Navigating ethical issues affecting care continuity during biomedical research on neglected diseases of poverty in sub-Saharan Africa
There is an urgent need for research on the debilitating neglected tropical diseases (NTDs) that affect more than 1.7 billion people globally, the majority of whom live in sub-Saharan Africa (SSA). NTDs include more than 20 diseases of poverty that disproportionately impact the poorest populations in the most resource-constrained environments. Many NTDs present as chronic infections, such as schistosomiasis—an NTD transmitted through contact with contaminated water—which are difficult to manage, requiring further research for development of clear management strategies. However, managing such biomedical research in the resource-constrained environments where NTDs are endemic raises complex ethical questions regarding continuity of care. Due to limited health system capacity in these settings, essential medical commodities and specialized healthcare providers may not be available. In the case of chronic schistosomiasis infection, access to care is further complicated by the lack of official clinical care guidelines for managing schistosomiasis-associated gut and liver morbidities. Despite these challenges, the Council for International Organizations of Medical Sciences, the World Health Organization, and the Nuffield Council on Bioethics all state that research sponsors have an ethical obligation to make a reasonable effort to meet the health needs of research participants during research activities. Considering the ambiguity of this statement, what are the obligations of researchers to research participants and the local health system if the necessary treatment is not available or has not yet been developed? To facilitate further research on NTDs and other health conditions endemic in impoverished settings, there is thus a need for practical and ethical guidance for researchers working in these settings to appropriately collaborate with public sector health system partners to ensure continuity of care for research participants.
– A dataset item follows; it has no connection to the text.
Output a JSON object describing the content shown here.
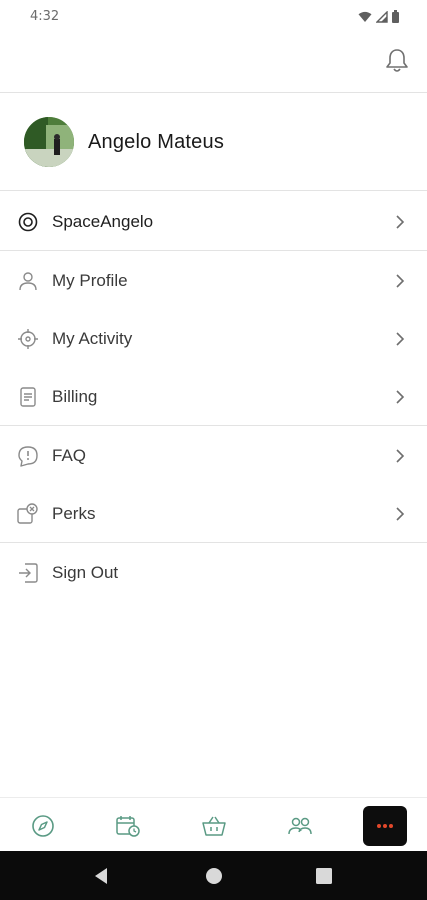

This bioethics project combines ethical analysis with the collection of empirical data to understand how a biomedical research study on NTDS in SSA may navigate ethical challenges relating to care continuity. The case study selected for this research is SchistoTrack, a longitudinal study on chronic schistosomiasis infection conducted in Uganda through partnership with the University of Oxford and the Uganda Ministry of Health Vector Control Division. Through focused ethnographic observation, semi-structured interviews and focus group discussions with SchistoTrack team members and local health workers engaged in research activities, this project aims to inform guidance for care continuity during biomedical research embedded within health systems in SSA.